Although recommended for cardiovascular (CV) risk stratification in adults, the role of lipoprotein(a) [Lp(a)] in hypertension is not fully established.

Aim

To evaluate Lp(a) levels in adult outpatients with essential arterial hypertension.

Methods

A retrospective, observational study was conducted in outpatients of both sexes, aged ≥ 18 years, with treated or untreated essential hypertension, who were consecutively evaluated at the Hypertension Unit, Excellence Hypertension Center, Sant’Andrea Hospital, Rome, Italy. Participants underwent office and out-of-office blood pressure (BP) measurements, as well as assessment of hypertension-mediated organ damage (HMOD). BP measurements were performed, and hypertension phenotypes were classified according to 2023 European hypertension guidelines. Lp(a) levels were measured, and the study population was stratified according to a Lp(a) cut-off value of ≥50 mg/dl. Due to the non-uniform distribution, absolute Lp(a) values were logarithmically transformed.

Results

A total of 230 patients with available Lp(a) values were included (42.6% women, mean age 66.3 ± 11.5 years, BMI 27.1 ± 4.5 kg/m2, office BP 137.1 ± 18.1/83.7 ± 11.0 mmHg, 24-hour BP 129.8 ± 14.5/79.6 ± 9.8 mmHg, Lp(a) 51.4 ± 65.3 mg/dL), among whom 32.2% had Lp(a) ≥50 mg/dl.
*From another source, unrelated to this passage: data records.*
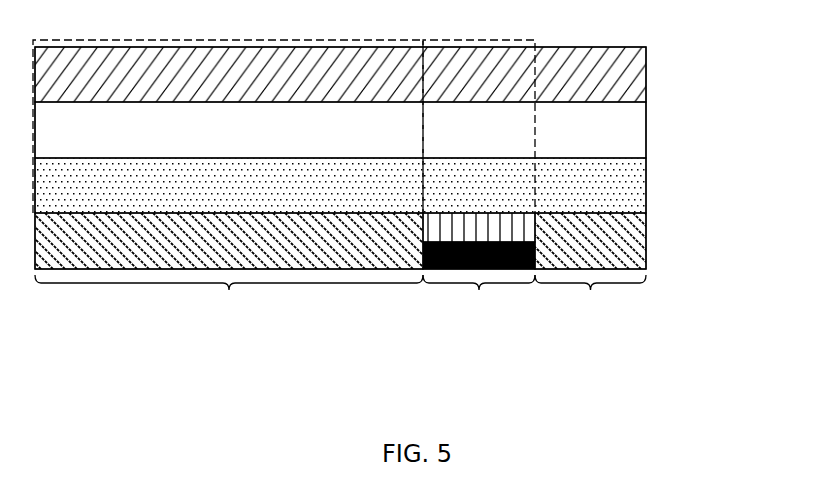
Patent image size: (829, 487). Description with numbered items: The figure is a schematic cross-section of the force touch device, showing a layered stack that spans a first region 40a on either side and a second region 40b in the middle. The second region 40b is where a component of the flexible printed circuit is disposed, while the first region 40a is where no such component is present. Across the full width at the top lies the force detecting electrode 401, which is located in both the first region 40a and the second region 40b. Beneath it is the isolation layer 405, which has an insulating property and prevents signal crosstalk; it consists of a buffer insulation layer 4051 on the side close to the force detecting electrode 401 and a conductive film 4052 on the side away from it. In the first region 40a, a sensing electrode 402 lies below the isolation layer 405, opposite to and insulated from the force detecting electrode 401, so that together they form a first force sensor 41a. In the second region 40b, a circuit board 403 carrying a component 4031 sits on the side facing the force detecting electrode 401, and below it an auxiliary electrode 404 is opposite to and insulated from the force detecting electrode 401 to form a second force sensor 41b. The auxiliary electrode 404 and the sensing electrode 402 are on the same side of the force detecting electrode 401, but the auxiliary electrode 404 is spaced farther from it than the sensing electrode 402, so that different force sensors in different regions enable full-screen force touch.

The force detecting electrode 401 is at (618, 75).
The isolation layer 405 is at (410, 157).
The buffer insulation layer 4051 is at (618, 130).
The conductive film 4052 is at (618, 186).
The circuit board 403 is at (595, 227).
The component 4031 is at (520, 222).
The sensing electrode 402 is at (618, 241).
The auxiliary electrode 404 is at (618, 260).
The first force sensor 41a is at (242, 40).
The second force sensor 41b is at (465, 40).
The first region 40a is at (340, 297).
The second region 40b is at (479, 297).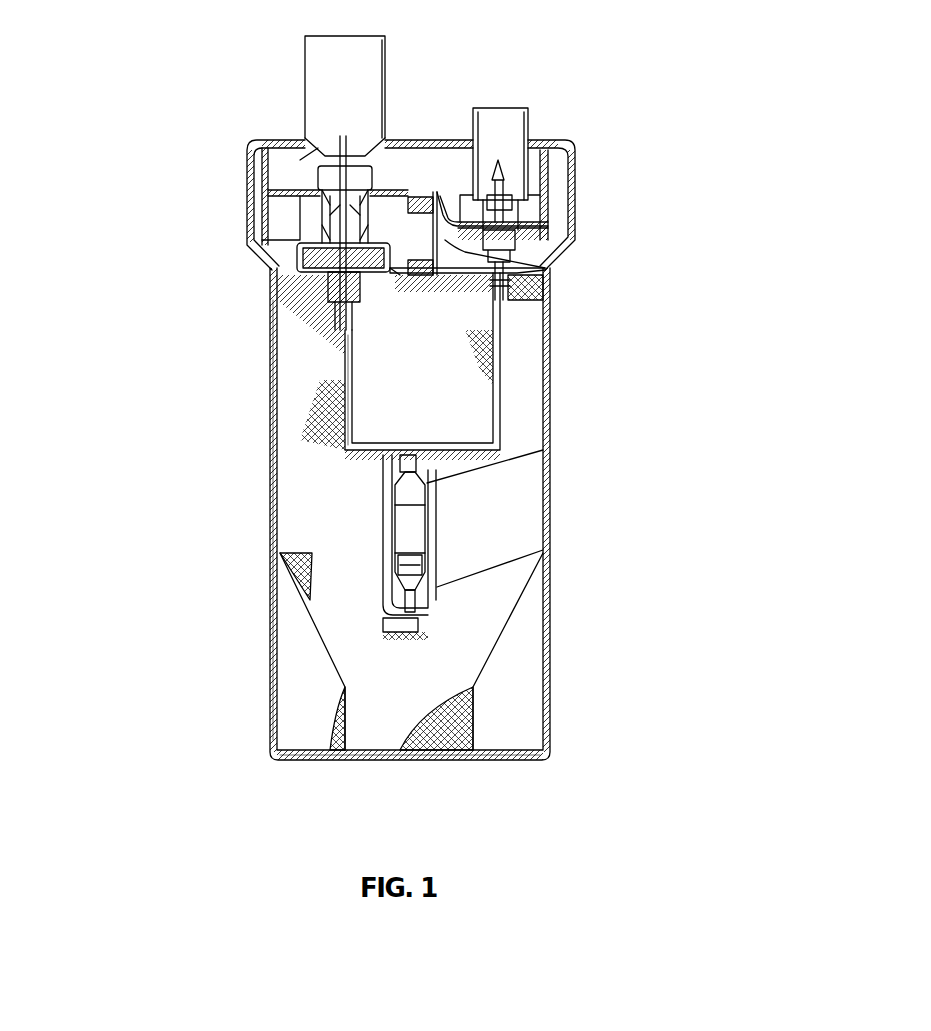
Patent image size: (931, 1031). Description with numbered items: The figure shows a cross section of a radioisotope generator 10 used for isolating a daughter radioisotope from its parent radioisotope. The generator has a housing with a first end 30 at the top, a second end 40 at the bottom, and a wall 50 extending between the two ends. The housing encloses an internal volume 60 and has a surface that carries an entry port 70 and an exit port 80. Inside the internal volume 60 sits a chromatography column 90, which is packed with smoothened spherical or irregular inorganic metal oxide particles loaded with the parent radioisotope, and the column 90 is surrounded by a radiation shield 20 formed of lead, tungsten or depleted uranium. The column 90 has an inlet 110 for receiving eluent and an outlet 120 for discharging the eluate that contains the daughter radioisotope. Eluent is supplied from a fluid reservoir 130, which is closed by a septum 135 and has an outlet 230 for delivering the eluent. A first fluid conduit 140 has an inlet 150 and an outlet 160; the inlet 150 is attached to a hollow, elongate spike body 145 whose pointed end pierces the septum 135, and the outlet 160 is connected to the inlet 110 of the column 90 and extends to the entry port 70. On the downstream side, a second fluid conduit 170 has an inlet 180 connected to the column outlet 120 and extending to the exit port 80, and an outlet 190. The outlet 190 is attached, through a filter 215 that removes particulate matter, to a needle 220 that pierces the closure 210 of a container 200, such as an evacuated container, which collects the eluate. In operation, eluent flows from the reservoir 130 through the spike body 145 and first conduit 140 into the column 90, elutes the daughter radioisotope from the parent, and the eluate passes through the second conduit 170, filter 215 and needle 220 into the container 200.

The radioisotope generator 10 is at (150, 243).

There were significantly higher proportions of men (74.3% vs. 49.4%; P < 0.001), dyslipidaemia (97.3% vs. 75.0%; P < 0.001) and comorbidities (55.4% vs. 30.8%; P < 0.001) in patients with high Lp(a) than in those with normal Lp(a), who also received more frequently lipid lowering therapies (P < 0.001) and aspirin (P = 0.003). However, lower office systolic BP values (133.5±18.8 vs. 138.8±17.6 mmHg: P = 0.036) were observed in patients with Lp(a) ≥50 mg/dL than in those with < 50 mg/dl. Also, no significant differences for Lp(a) levels were observed among various hypertension phenotypes, as defined by office (P = 0.156) or out-of-office BP values (P = 0.065). No significant correlations were found between Lp(a) and office or out-of-office BP levels, both in treated and untreated hypertensive outpatients.

Conclusions

In our population, Lp(a) levels were not associated with either office or out-of-office BP values, irrespective of antihypertensive treatment status. The role of Lp(a) in hypertension warrants further investigation.